After a touching parting between father and son, the former left Bagdad for Mecca to end his days in the Holy Land, but died on the way at Bir Maimuna, some hours' journey from Mecca. A hundred graves were dug for him, and he was surreptitiously buried in one, so that people might not know where he was interred.
Mansur reigned nearly twenty-two years. He was a thin, tall man, of fair complexion; exemplary in his conduct and life. Nothing unseemly or indecent was ever seen at his court. Ibn ul-Athir remarks: "He devoted the principal part of the forenoon to the issuing of orders, the appointment and removal of officers, to the consideration of measures for safeguarding the passes and frontiers, the protection of roads, the improvement of the condition of his subjects and their dwelling-places, in the examination of the receipts and disbursements, etc."; the afternoon he spent with his family and children, to whom he was devoted. After evening prayers, he listened to the dispatches of the day, and took counsel with his ministers, retiring to rest when one-third of the night was well spent. He slept little, and rose early for the morning prayers. He personally reviewed his troops and inspected the fortresses; the army was fitted throughout with improved weapons and armour. He was most careful in the scrutiny of the accounts of his intendants, "even to fractions of dirhems and grains, which obtained for him the designation of Abu'd-Dawanik or ad-Dawaniki."

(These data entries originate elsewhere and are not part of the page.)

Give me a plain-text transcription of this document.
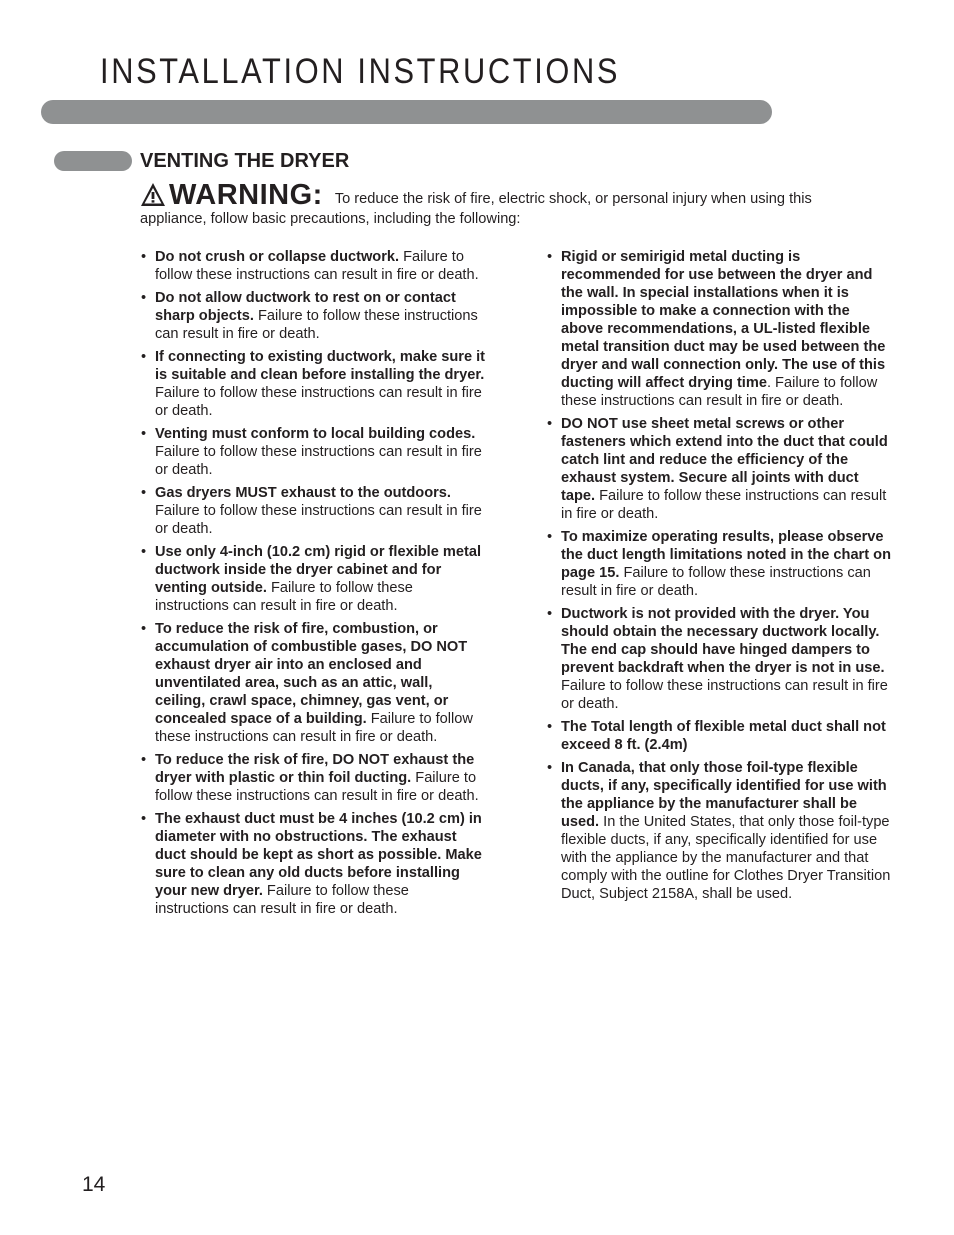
INSTALLATION INSTRUCTIONS
VENTING THE DRYER
WARNING: To reduce the risk of fire, electric shock, or personal injury when using this
appliance, follow basic precautions, including the following:
• Do not crush or collapse ductwork. Failure to follow these instructions can result in fire or death.
• Do not allow ductwork to rest on or contact sharp objects. Failure to follow these instructions can result in fire or death.
• If connecting to existing ductwork, make sure it is suitable and clean before installing the dryer. Failure to follow these instructions can result in fire or death.
• Venting must conform to local building codes. Failure to follow these instructions can result in fire or death.
• Gas dryers MUST exhaust to the outdoors. Failure to follow these instructions can result in fire or death.
• Use only 4-inch (10.2 cm) rigid or flexible metal ductwork inside the dryer cabinet and for venting outside. Failure to follow these instructions can result in fire or death.
• To reduce the risk of fire, combustion, or accumulation of combustible gases, DO NOT exhaust dryer air into an enclosed and unventilated area, such as an attic, wall, ceiling, crawl space, chimney, gas vent, or concealed space of a building. Failure to follow these instructions can result in fire or death.
• To reduce the risk of fire, DO NOT exhaust the dryer with plastic or thin foil ducting. Failure to follow these instructions can result in fire or death.
• The exhaust duct must be 4 inches (10.2 cm) in diameter with no obstructions. The exhaust duct should be kept as short as possible. Make sure to clean any old ducts before installing your new dryer. Failure to follow these instructions can result in fire or death.
• Rigid or semirigid metal ducting is recommended for use between the dryer and the wall. In special installations when it is impossible to make a connection with the above recommendations, a UL-listed flexible metal transition duct may be used between the dryer and wall connection only. The use of this ducting will affect drying time. Failure to follow these instructions can result in fire or death.
• DO NOT use sheet metal screws or other fasteners which extend into the duct that could catch lint and reduce the efficiency of the exhaust system. Secure all joints with duct tape. Failure to follow these instructions can result in fire or death.
• To maximize operating results, please observe the duct length limitations noted in the chart on page 15. Failure to follow these instructions can result in fire or death.
• Ductwork is not provided with the dryer. You should obtain the necessary ductwork locally. The end cap should have hinged dampers to prevent backdraft when the dryer is not in use. Failure to follow these instructions can result in fire or death.
• The Total length of flexible metal duct shall not exceed 8 ft. (2.4m)
• In Canada, that only those foil-type flexible ducts, if any, specifically identified for use with the appliance by the manufacturer shall be used. In the United States, that only those foil-type flexible ducts, if any, specifically identified for use with the appliance by the manufacturer and that comply with the outline for Clothes Dryer Transition Duct, Subject 2158A, shall be used.
14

This despotic monarch, so tenacious of his rights, set an example to his subjects of strict obedience to the constituted courts of justice. Summoned by the Kazi of Medina, at the instance of some camel-owners, he attended in person accompanied only by his chamberlain, and stood as an ordinary litigant before the judge, who did not even rise from his seat to receive his sovereign. The suit was decided in favour of the plaintiffs; and Mansur acknowledged the independence and integrity of the judge by presenting him on a fitting occasion with a large purse. He left a well-filled treasury, the contents of which, as he told his son, were sufficient for ten years expenditure.